A Bright 'Day' for Drillers

01/31/2003 12:00 am EST


Adrian Day

Chairman and CEO, Adrian Day Asset Management

Adrian Day, editor of GlobalAnalyst.com, is well  known as a global expert on hard assets and natural resources. The advisor correctly moved into energy and natural gas stocks and has benefited from their subsequent price gains. While he still holds these positions, he is now turning towards drillers as a better buying opportunity. Here's his commentary.

"Natural gas prices remain firm, at the highest average price in the era of deregulation. Withdrawals from storage have been higher than expected, on the back of spurts of cold weather. Whereas storage levels throughout 2002 were, week-by-week, at or close to the maximum levels for the last four years, the last several weeks have been trending down towards the lower end of that range. This supports our contention that, though storage levels entered the winter period high, there simply is not enough new gas coming on to meet demand, indicating tight supplies. This phenomenon won’t go away quickly. There will need to be significant injections into storage during the spring and summer to provide adequate supplies for the onset of next winter. At some point, demand will cause a shortage and another price spurt. Despite a pick-up in drilling, production from both Canada and the US are expected to decline again this year.

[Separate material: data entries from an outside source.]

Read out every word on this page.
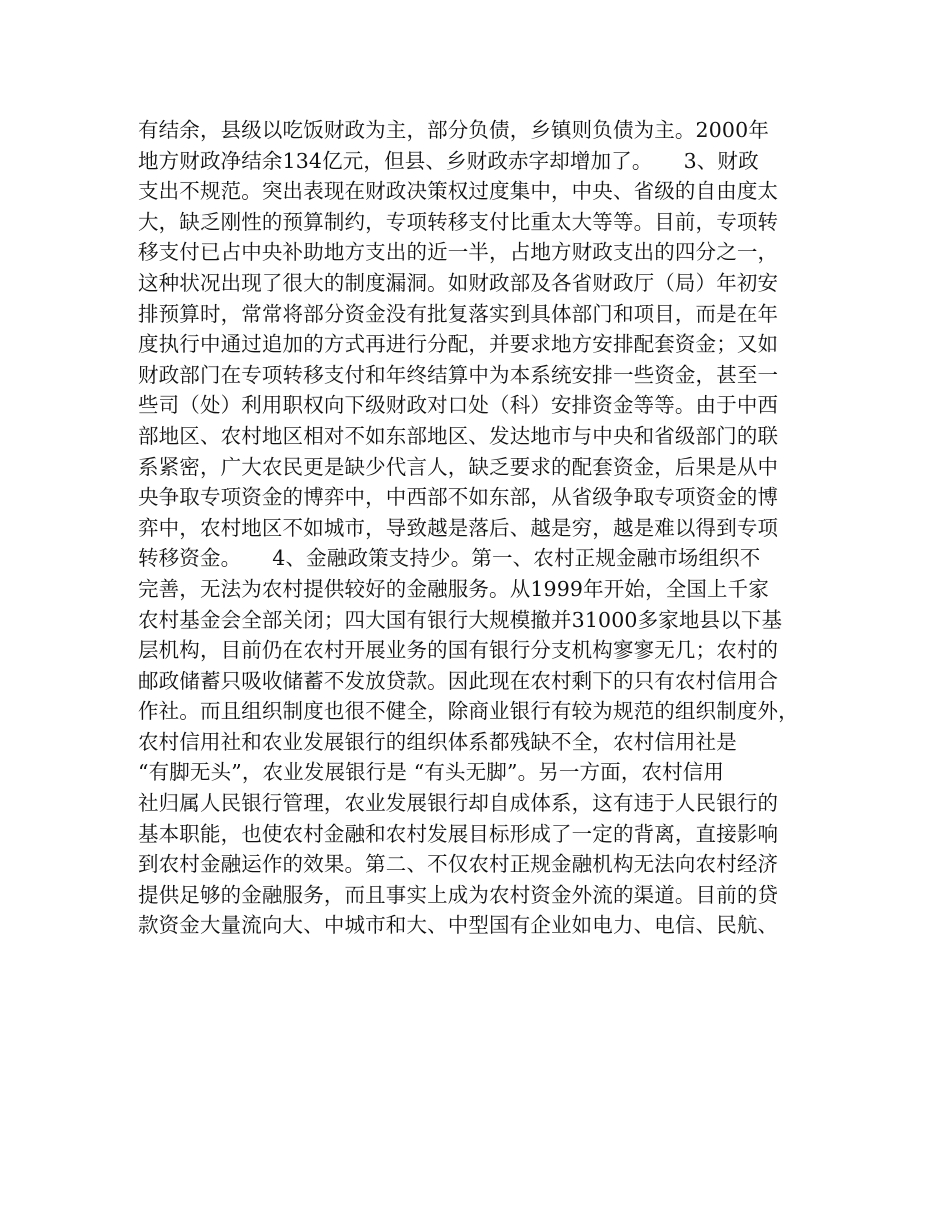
有结余，县级以吃饭财政为主，部分负债，乡镇则负债为主。2000年
地方财政净结余134亿元，但县、乡财政赤字却增加了。　　3、财政
支出不规范。突出表现在财政决策权过度集中，中央、省级的自由度太
大，缺乏刚性的预算制约，专项转移支付比重太大等等。目前，专项转
移支付已占中央补助地方支出的近一半，占地方财政支出的四分之一，
这种状况出现了很大的制度漏洞。如财政部及各省财政厅（局）年初安
排预算时，常常将部分资金没有批复落实到具体部门和项目，而是在年
度执行中通过追加的方式再进行分配，并要求地方安排配套资金；又如
财政部门在专项转移支付和年终结算中为本系统安排一些资金，甚至一
些司（处）利用职权向下级财政对口处（科）安排资金等等。由于中西
部地区、农村地区相对不如东部地区、发达地市与中央和省级部门的联
系紧密，广大农民更是缺少代言人，缺乏要求的配套资金，后果是从中
央争取专项资金的博弈中，中西部不如东部，从省级争取专项资金的博
弈中，农村地区不如城市，导致越是落后、越是穷，越是难以得到专项
转移资金。　　4、金融政策支持少。第一、农村正规金融市场组织不
完善，无法为农村提供较好的金融服务。从1999年开始，全国上千家
农村基金会全部关闭；四大国有银行大规模撤并31000多家地县以下基
层机构，目前仍在农村开展业务的国有银行分支机构寥寥无几；农村的
邮政储蓄只吸收储蓄不发放贷款。因此现在农村剩下的只有农村信用合
作社。而且组织制度也很不健全，除商业银行有较为规范的组织制度外，
农村信用社和农业发展银行的组织体系都残缺不全，农村信用社是
“有脚无头”，农业发展银行是 “有头无脚”。另一方面，农村信用
社归属人民银行管理，农业发展银行却自成体系，这有违于人民银行的
基本职能，也使农村金融和农村发展目标形成了一定的背离，直接影响
到农村金融运作的效果。第二、不仅农村正规金融机构无法向农村经济
提供足够的金融服务，而且事实上成为农村资金外流的渠道。目前的贷
款资金大量流向大、中城市和大、中型国有企业如电力、电信、民航、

"We now see good buying opportunities among drillers. There is a need for more exploration for both gas and oil, the latter, after the Energy Department said that US crude stocks have dropped to a 27-year low. The drop in exports from Venezuela, which supplied about 10% of US needs prior to the onset of the national strike, only exacerbates the situation. For now, companies are reluctant to commit to major new drilling programs, expecting high crude prices not to last, and disappointed with recent gas exploration. Eventually, though, higher commodity prices and short supplies will see more drilling activity. Two drilling companies that we like are Nabors (NBR AMEX) and Transocean (RIG NYSE), both of which are good long-term buys at present prices, $34.50 and $22.54 respectively. Both companies tend to be highly leveraged to a pick-up in activity, as do their stocks."